More patients who underwent the myeloablative regimen were alive at 18 months follow-up. The difference in survival was not statistically significant for the overall patient population, but it was for patients with AML, Dr. Scott said.

The survival difference between the groups is likely to expand, Dr. Scott and his colleagues noted. Mortality in patients who had a relapse and were still alive when the trial was halted "is expected to be high," they wrote.

Practice Changing

The trial's findings are "practice changing," Dr. Pavletic said, and should "put an end" to the trend of using reduced-intensity conditioning in younger, fit patients.  

He offered some caveats, however. The trial doesn't answer, for instance, if the results might be different with other types of reduced-intensity conditioning regimens.

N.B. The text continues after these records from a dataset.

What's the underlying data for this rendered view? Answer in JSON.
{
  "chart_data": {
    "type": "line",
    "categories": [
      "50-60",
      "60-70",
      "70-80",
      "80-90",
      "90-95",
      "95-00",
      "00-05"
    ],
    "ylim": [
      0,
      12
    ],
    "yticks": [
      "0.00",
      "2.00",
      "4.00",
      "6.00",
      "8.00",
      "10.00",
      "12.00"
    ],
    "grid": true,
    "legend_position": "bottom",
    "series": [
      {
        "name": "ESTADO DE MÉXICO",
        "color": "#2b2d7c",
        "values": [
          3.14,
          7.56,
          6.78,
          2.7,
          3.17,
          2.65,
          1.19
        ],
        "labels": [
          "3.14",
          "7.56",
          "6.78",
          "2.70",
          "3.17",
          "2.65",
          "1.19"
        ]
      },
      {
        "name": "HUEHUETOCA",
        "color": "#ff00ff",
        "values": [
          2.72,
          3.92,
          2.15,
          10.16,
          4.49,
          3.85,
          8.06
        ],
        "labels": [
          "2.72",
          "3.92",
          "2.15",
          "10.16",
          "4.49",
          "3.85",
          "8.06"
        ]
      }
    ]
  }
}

He also noted that it would be interesting to see if the risk of relapse associated with a reduced-intensity regimen is different in patients who have no minimal residual disease—that is, the presence of low levels of cancer cells despite no symptoms or other overt signs of cancer—after induction therapy.

Studies have suggested that patients with minimal residual disease have an increased risk of post-transplant disease relapse. Dr. Scott said that investigators plan to do ongoing analyses of the trial data that take into account factors such as minimal residual disease.

But not all of the participating centers collected these data, he said, which will limit the researchers' ability to reach firm conclusions about the impact of different patient factors on relapse risk.

Nevertheless, the results from this trial "set the stage for developing and testing new-generation, reduced-intensity conditioning regimens for AML," Dr. Pavletic said, including those that use targeted therapies and immunotherapies.